La protagoniste incontestée est Myrtò Papatanasiu : sa voix est dorée et tachetée pour souligner l'intériorité de Cio-Cio-San à chaque instant, de l'incrédulité initiale face à un amour total et écrasant qui la soustrait à une vie ingrate et non choisie, à l'attente très longue et solitaire, à la prise de conscience tragique ; dans son interprétation, il n'y a pas de clichés, pas de simagrées, pas de gestes étudiés, mais tout semble très naturel, tout provient d'une spontanéité miraculeuse qui émane d'une sensibilité intérieure : il est évident que la chanteuse n'est pas l'adolescente du livret (mais quand le sont-elles jamais) et pourtant la voix évocatrice et l'intensité de l'interprétation sont stupéfiantes (ce sont les gestes traditionnels japonais, qui semblent très naturels, qui frappent le spectateur : les mains en particulier).

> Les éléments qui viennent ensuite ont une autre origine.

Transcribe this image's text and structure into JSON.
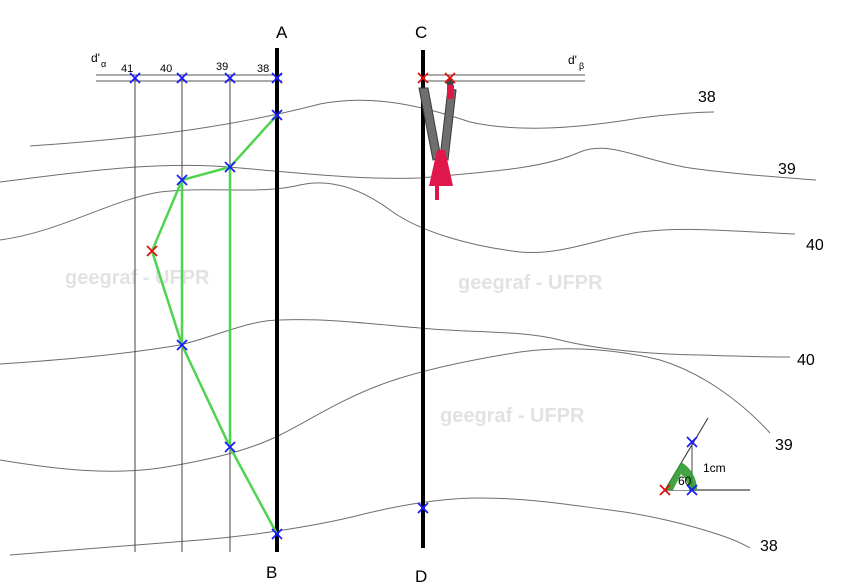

A côté d'elle, la prestation de Giuseppe Infantino en Pinkerton jeune et superficiel est très convaincante. Extraordinaire Manuela Custer dans le rôle de Suzuki, peut-être la meilleure en ce moment. Sergio Vitale est un Sharpless idéal, donnant une voix à l'homme sensible et à l'aplomb du diplomate.
Le Goro de Raffaele Feo offre une grande performance, serpentine et insinuante. Il convient de noter que tous les seconds rôles ont également été confiés à d'excellents interprètes, grâce au directeur artistique Vincenzo De Vivo : Wooseok Choi est le prince Yamadori,

Yongheng Dong est Zio Bonzo, Rza Khosrovzade est le commissaire impérial et Valentina Dell'Aversana est Kate Pinkerton (certains d'entre eux proviennent de l'Accademia Lirica di Osimo). La distribution est complétée par Alessandro Pucci (officier d'état civil), Valentina Chiari (cousine) et Tamara Uteul (mère), issus des rangs du Coro Lirico Marchigiano préparé par Francesco Calzolaro. La petite Ashlly Perez, interprétant Dolore, a particulièrement séduit le public.